The greatest romantic poet on display at the Chiostro del Bramante with over 90 works of art from London. The exhibition will be open until 26 August and among sketches, drawings and watercolors it will take the visitor on a journey into the intimacy of Joseph Mallord William Turner

Turner: from the Tate Britain in Rome until August

For the first time Rome, at the Chiostro del Bramante until 26 August, is hosting an exhibition of the main works of the romantic English artist Joseph Mallord William Turner, an intimate and reserved collection donated entirely to England and conserved at the Tate Britain in London.

The exhibition of “TURNER. Works of the Tate” is divided into six sections and has over ninety works of art, including sketches, studies, watercolors, drawings that have influenced artists of the caliber of Claude Monet, Caspar David Friedrich, Vincent Van Gogh, Edgar Degas, Paul Klee, Franz Marc, Wassily Kandinsky, Gustav Klimt, Mark Rothko, James Turrell and Olafur Eliasson.

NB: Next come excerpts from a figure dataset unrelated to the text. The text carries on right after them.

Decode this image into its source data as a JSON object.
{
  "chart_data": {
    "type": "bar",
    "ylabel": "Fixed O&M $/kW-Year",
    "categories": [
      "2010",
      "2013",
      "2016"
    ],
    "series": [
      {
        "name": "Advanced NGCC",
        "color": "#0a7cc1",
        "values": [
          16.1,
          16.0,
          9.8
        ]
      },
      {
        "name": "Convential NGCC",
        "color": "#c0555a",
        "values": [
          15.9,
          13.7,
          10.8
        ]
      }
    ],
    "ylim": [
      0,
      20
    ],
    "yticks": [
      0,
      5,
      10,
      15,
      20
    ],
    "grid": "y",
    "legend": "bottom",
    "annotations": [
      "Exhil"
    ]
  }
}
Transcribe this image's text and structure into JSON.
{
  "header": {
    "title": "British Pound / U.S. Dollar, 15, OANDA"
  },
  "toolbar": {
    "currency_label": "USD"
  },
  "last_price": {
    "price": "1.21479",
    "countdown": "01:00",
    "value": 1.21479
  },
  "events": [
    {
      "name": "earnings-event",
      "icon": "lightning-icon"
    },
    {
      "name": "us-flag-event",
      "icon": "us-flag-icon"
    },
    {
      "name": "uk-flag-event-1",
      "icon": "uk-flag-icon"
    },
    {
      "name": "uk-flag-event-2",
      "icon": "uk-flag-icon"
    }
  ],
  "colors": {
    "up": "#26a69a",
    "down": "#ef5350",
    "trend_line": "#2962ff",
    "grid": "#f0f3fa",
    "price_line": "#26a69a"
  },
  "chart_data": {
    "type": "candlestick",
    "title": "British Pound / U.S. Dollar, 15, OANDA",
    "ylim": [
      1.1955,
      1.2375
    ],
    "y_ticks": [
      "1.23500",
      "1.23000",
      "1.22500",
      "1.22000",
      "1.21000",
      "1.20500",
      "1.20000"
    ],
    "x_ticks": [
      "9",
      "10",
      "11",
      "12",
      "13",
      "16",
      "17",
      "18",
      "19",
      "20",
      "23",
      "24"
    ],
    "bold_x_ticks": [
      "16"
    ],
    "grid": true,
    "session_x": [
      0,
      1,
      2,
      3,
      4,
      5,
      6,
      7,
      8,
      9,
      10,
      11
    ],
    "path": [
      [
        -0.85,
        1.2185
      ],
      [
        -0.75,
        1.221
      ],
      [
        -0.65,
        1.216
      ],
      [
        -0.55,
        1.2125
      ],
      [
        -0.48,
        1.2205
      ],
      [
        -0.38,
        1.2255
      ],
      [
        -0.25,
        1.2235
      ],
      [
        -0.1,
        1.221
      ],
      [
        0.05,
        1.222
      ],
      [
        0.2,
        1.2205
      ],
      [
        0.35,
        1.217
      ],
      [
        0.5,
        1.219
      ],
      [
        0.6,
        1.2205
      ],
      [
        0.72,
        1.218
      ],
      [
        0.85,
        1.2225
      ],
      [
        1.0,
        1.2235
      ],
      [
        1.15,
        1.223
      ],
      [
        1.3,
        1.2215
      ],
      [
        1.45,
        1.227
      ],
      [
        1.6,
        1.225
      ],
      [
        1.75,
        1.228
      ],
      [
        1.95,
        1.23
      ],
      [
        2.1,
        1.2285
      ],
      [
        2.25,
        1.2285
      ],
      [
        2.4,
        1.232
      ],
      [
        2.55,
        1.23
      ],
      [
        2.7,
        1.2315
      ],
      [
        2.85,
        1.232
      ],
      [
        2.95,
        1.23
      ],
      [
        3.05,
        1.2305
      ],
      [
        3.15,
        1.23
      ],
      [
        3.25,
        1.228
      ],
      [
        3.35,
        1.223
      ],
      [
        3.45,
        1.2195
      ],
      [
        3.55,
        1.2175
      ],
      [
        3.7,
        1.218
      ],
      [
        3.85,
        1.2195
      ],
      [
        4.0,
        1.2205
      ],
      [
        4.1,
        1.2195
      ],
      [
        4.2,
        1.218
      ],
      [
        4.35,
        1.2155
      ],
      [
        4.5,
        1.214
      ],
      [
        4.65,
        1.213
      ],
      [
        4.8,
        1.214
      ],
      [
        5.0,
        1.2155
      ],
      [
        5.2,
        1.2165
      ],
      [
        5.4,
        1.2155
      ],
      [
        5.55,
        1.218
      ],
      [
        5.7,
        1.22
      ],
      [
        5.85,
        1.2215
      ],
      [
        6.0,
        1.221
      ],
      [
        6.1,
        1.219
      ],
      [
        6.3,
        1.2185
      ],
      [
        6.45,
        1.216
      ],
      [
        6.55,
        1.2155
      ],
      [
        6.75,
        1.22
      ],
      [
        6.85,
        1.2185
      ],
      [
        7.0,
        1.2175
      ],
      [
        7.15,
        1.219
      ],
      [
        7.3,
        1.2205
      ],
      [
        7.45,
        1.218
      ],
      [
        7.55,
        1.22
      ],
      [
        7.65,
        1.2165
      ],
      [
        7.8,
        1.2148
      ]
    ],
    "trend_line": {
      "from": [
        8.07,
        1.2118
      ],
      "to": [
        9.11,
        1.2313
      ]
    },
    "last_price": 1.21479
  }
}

The works on display all come from the so-called "Turner Bequest", i.e. a huge legacy consisting of around 30.000 paper works, 300 oils and 280 sketchbooks which was donated to Great Britain five years after the artist's death in 1851: they are works that the artist had created and decided to keep for himself, within an intimate personal collection that the artist wanted to keep close to him throughout his life.

A precocious talent and tireless traveller, Turner visited many countries in Europe and also deeply loved Italy, traveling between Milan, Turin, Venice, Rome, Naples, Florence and Paestum. Despite the fact that he appeared as a controversial artist in the XNUMXth century, he is now recognized by critics for having elevated landscape painting and for having perfectly interpreted in art the sentiment of the sublime, first theorized by Edmund Burke for whom "anything that can arouse ideas of pain and danger, i.e. everything that is in some sense terrible or that concerns terrible objects, or that acts analogously to terror" and Burke has always been convinced of the fact that "the ideas connected with suffering are much more powerful than those involving pleasure.

“Indeterminacy is my forte” Turner once said when speaking of his art and every corner of the exhibition transpires emotions, suggestions, hinted brushstrokes and splendid plays of light which should have helped the spectator to compose the image and which have always been necessary to let the intimacy and romance that Turner always sought speak.